Y entonces llegaría el final feliz de todas las historias: algunos de ellos volvieron unos años después con el ejército de la Francia libre, con buenas armas y con negros y moros como los del primer párrafo. Y eran invencibles. Nadie os lo contará nunca en ningún bar, ni en ninguna emisora de radio de las que oís, ni en ningún foro de telegram para analfabetos; pero el 24 de agosto de 1944, el general von Choltitz, al mando de París, se rindió a un grupo de soldados sin galones. Uno de Burriana, un aragonés, un sevillano y un extremeño. Los eternos derrotados, ese día ganaron. Españoles valientes venciendo a los tanques alemanes, al destino. Y yo añadiré, redundante, París es la capital de Francia. La capital. Imaginad, vuestros compatriotas de las maletas. Sin galones. Vencedores y derrotados al mismo tiempo. Y entonces cambiaré el tono. Apuraré la cerveza. Y miraré a los ojos al muchacho y le sugeriré con la voz muy, muy calmada, como de abuelo: no te pongas esa camiseta. No vayas a los bares de barrio con ella. No le desees el exilio a ningún compatriota. Piénsalo. No lo hagas.

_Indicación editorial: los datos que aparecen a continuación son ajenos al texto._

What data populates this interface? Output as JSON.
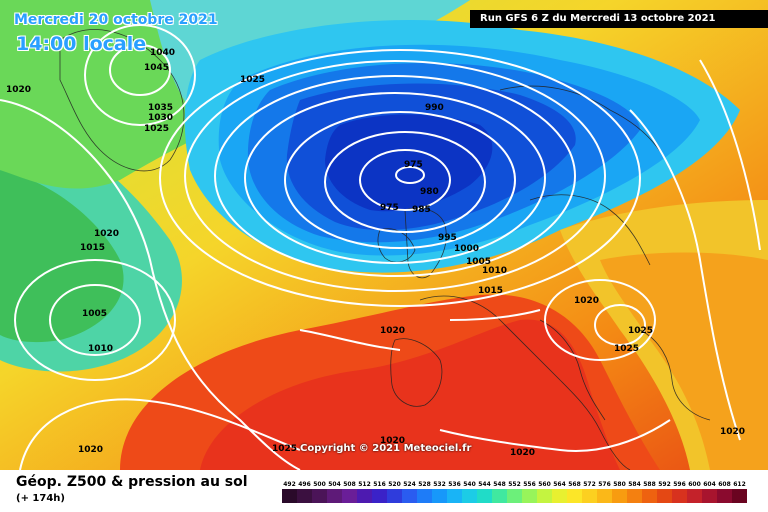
{
  "header": {
    "date": "Mercredi 20 octobre 2021",
    "time": "14:00 locale",
    "run": "Run GFS 6 Z du Mercredi 13 octobre 2021"
  },
  "copyright": "Copyright © 2021 Meteociel.fr",
  "legend": {
    "title": "Géop. Z500 & pression au sol",
    "subtitle": "(+ 174h)",
    "scale_labels": [
      "492",
      "496",
      "500",
      "504",
      "508",
      "512",
      "516",
      "520",
      "524",
      "528",
      "532",
      "536",
      "540",
      "544",
      "548",
      "552",
      "556",
      "560",
      "564",
      "568",
      "572",
      "576",
      "580",
      "584",
      "588",
      "592",
      "596",
      "600",
      "604",
      "608",
      "612"
    ],
    "scale_colors": [
      "#2a0a2a",
      "#3b1040",
      "#4b1458",
      "#5e1a78",
      "#6a1e98",
      "#4d1ab0",
      "#3a22c8",
      "#2f3cdc",
      "#2a5cf0",
      "#1e7cf8",
      "#1798fa",
      "#19b4f6",
      "#1ccce6",
      "#20dcc8",
      "#40e8a0",
      "#6cf07a",
      "#98f45a",
      "#c4f440",
      "#e8f030",
      "#fce628",
      "#fcd020",
      "#fbb818",
      "#f89c10",
      "#f48010",
      "#ee6210",
      "#e44814",
      "#d8321e",
      "#c4222a",
      "#a8142e",
      "#8a0a2e",
      "#6a0420"
    ]
  },
  "isobar_labels": [
    "1040",
    "1045",
    "1035",
    "1030",
    "1025",
    "1025",
    "1020",
    "990",
    "975",
    "980",
    "975",
    "985",
    "995",
    "1000",
    "1005",
    "1010",
    "1015",
    "1020",
    "1015",
    "1005",
    "1010",
    "1020",
    "1020",
    "1025",
    "1025",
    "1020",
    "1020",
    "1025",
    "1020",
    "1020"
  ],
  "colors": {
    "accent_title": "#2aa0ff",
    "isobar": "#ffffff"
  }
}
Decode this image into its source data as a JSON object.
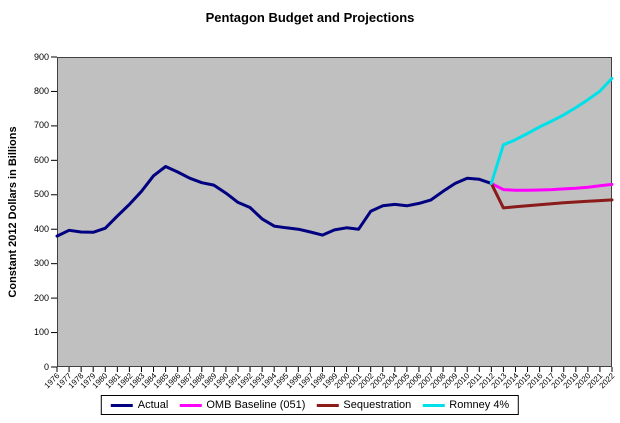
{
  "chart_data": {
    "type": "line",
    "title": "Pentagon Budget and Projections",
    "xlabel": "",
    "ylabel": "Constant 2012 Dollars in Billions",
    "ylim": [
      0,
      900
    ],
    "y_ticks": [
      0,
      100,
      200,
      300,
      400,
      500,
      600,
      700,
      800,
      900
    ],
    "x": [
      1976,
      1977,
      1978,
      1979,
      1980,
      1981,
      1982,
      1983,
      1984,
      1985,
      1986,
      1987,
      1988,
      1989,
      1990,
      1991,
      1992,
      1993,
      1994,
      1995,
      1996,
      1997,
      1998,
      1999,
      2000,
      2001,
      2002,
      2003,
      2004,
      2005,
      2006,
      2007,
      2008,
      2009,
      2010,
      2011,
      2012,
      2013,
      2014,
      2015,
      2016,
      2017,
      2018,
      2019,
      2020,
      2021,
      2022
    ],
    "grid": false,
    "plot_bg_color": "#C0C0C0",
    "legend_position": "bottom",
    "series": [
      {
        "name": "Actual",
        "color": "#000080",
        "start_year": 1976,
        "values": [
          380,
          397,
          392,
          391,
          403,
          438,
          472,
          510,
          555,
          582,
          566,
          548,
          535,
          528,
          505,
          478,
          463,
          430,
          409,
          404,
          400,
          392,
          383,
          398,
          404,
          400,
          452,
          468,
          472,
          468,
          475,
          485,
          510,
          533,
          548,
          545,
          533
        ]
      },
      {
        "name": "OMB Baseline (051)",
        "color": "#FF00FF",
        "start_year": 2012,
        "values": [
          533,
          515,
          513,
          513,
          514,
          515,
          517,
          519,
          522,
          526,
          530
        ]
      },
      {
        "name": "Sequestration",
        "color": "#8B1A1A",
        "start_year": 2012,
        "values": [
          533,
          462,
          465,
          468,
          471,
          474,
          477,
          479,
          481,
          483,
          485
        ]
      },
      {
        "name": "Romney 4%",
        "color": "#00E0E8",
        "start_year": 2012,
        "values": [
          533,
          645,
          660,
          678,
          697,
          714,
          732,
          753,
          776,
          801,
          838
        ]
      }
    ]
  }
}
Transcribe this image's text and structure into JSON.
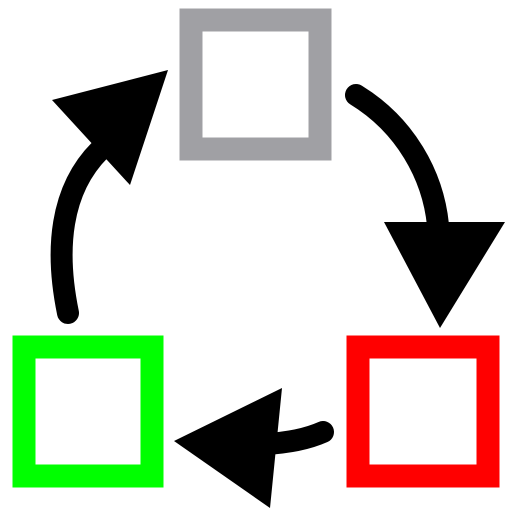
{
  "diagram": {
    "type": "cycle",
    "nodes": [
      {
        "id": "top",
        "position": "top-center",
        "stroke_color": "#a0a0a4",
        "fill_color": "#ffffff"
      },
      {
        "id": "right",
        "position": "bottom-right",
        "stroke_color": "#ff0000",
        "fill_color": "#ffffff"
      },
      {
        "id": "left",
        "position": "bottom-left",
        "stroke_color": "#00ff00",
        "fill_color": "#ffffff"
      }
    ],
    "edges": [
      {
        "from": "top",
        "to": "right",
        "color": "#000000"
      },
      {
        "from": "right",
        "to": "left",
        "color": "#000000"
      },
      {
        "from": "left",
        "to": "top",
        "color": "#000000"
      }
    ],
    "direction": "clockwise"
  }
}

Pero como soy un cobarde, todo esto no ocurrirá. Y cada vez habrá más bulos, más sicarios de Trump en los gobiernos europeos, más gente con camisetas insultantes en los bares y nadie explicará nada de nuestra historia ni de la historia de Europa. Y quizá algún día, yo o algún francés tengamos que cruzar La Jonquera, bajo la lluvia, asustados, hambrientos y aferrados a una vieja maleta.